No stranger to portraying and revealing the insecurities of characters with oversized egos, Steve Coogan plays a right-wing radio host in Hot Air. This fact is almost enough of a selling point for the movie, although that would suggest that the movie is actually about Coogan's character.

Instead, screenwriter Will Reichel makes it about Coogan's Lionel Macomb, a blowhard who daily attacks "coastal elites" while living the high-life in New York City, and his relationship with an estranged niece, who arrives at the professional ranter's luxurious apartment after her mother, Lionel's sister, ends up in rehab again. Tess (Taylor Russell), the 16-year-old niece, obviously disagrees with her uncle's politics and attitude. When he isn't treating his niece as a representative of her supposedly misguided generation, Lionel is just annoyed that he feels forced to worry about another person.

Obviously, these two will learn a lot about and from each other over the course of the story. Most of that sympathy, though, is focused on Lionel, painting him as a poor, wounded soul, whose outlook on life might have been completely different if he felt as if anyone actually cared about him.

Watching director Frank Coraci's movie, one can't help but think of Lionel's real-world corollaries, especially since Reichel makes some indirect but obvious references to the current political landscape. Maybe it's unfair, but finding sympathy for someone like Lionel, who publicly and privately displays no such care for anyone or anything but himself and his own misery, feels like a losing proposition.

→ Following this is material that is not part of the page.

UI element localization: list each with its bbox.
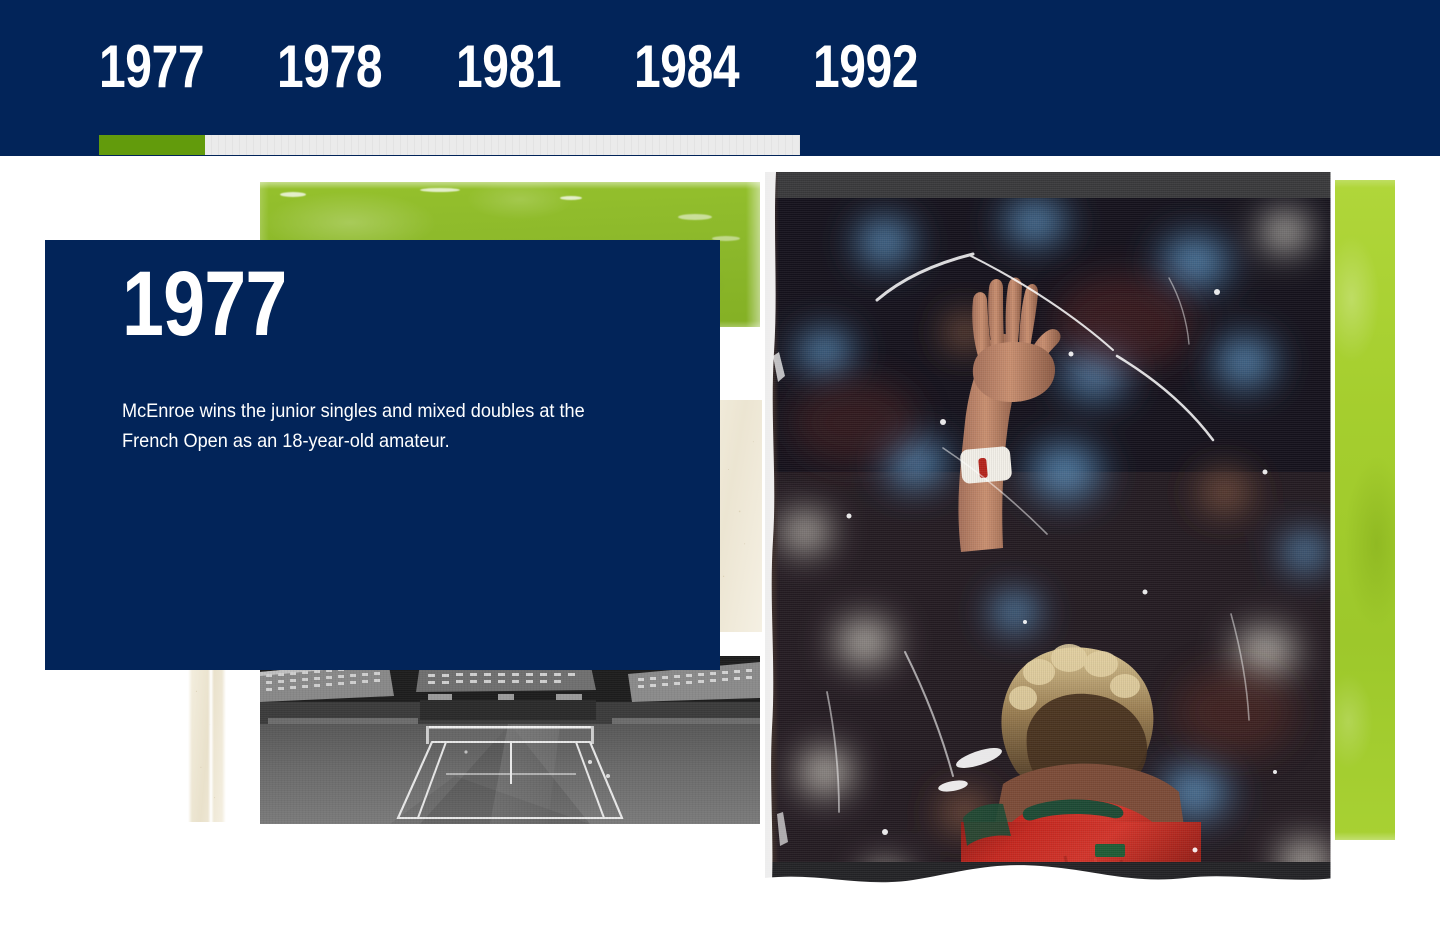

It's not simply that, though. The movie itself is tonally off-key, reducing its characters to agents of feel-good change and approaching that change with a sappy form of psychoanalysis. Coogan is quite good here, especially when he has to fume through one of Reichel's many political monologues. Russell is also good, although Tess and other characters' counter-arguments are less specific and don't have the verve of Lionel's speeches. Neve Campbell is also solid as Lionel's publicist/girlfriend, who loves him for unknowable but, just from her performance, convincing-enough reasons.

Hot Air is mostly toothless—as a dissection of figures like Lionel, as a political comedy, as drama about these pained people, as a message of unity in divisive times. A movie such as this might get away with a couple of those shortcomings—definitely not all of them.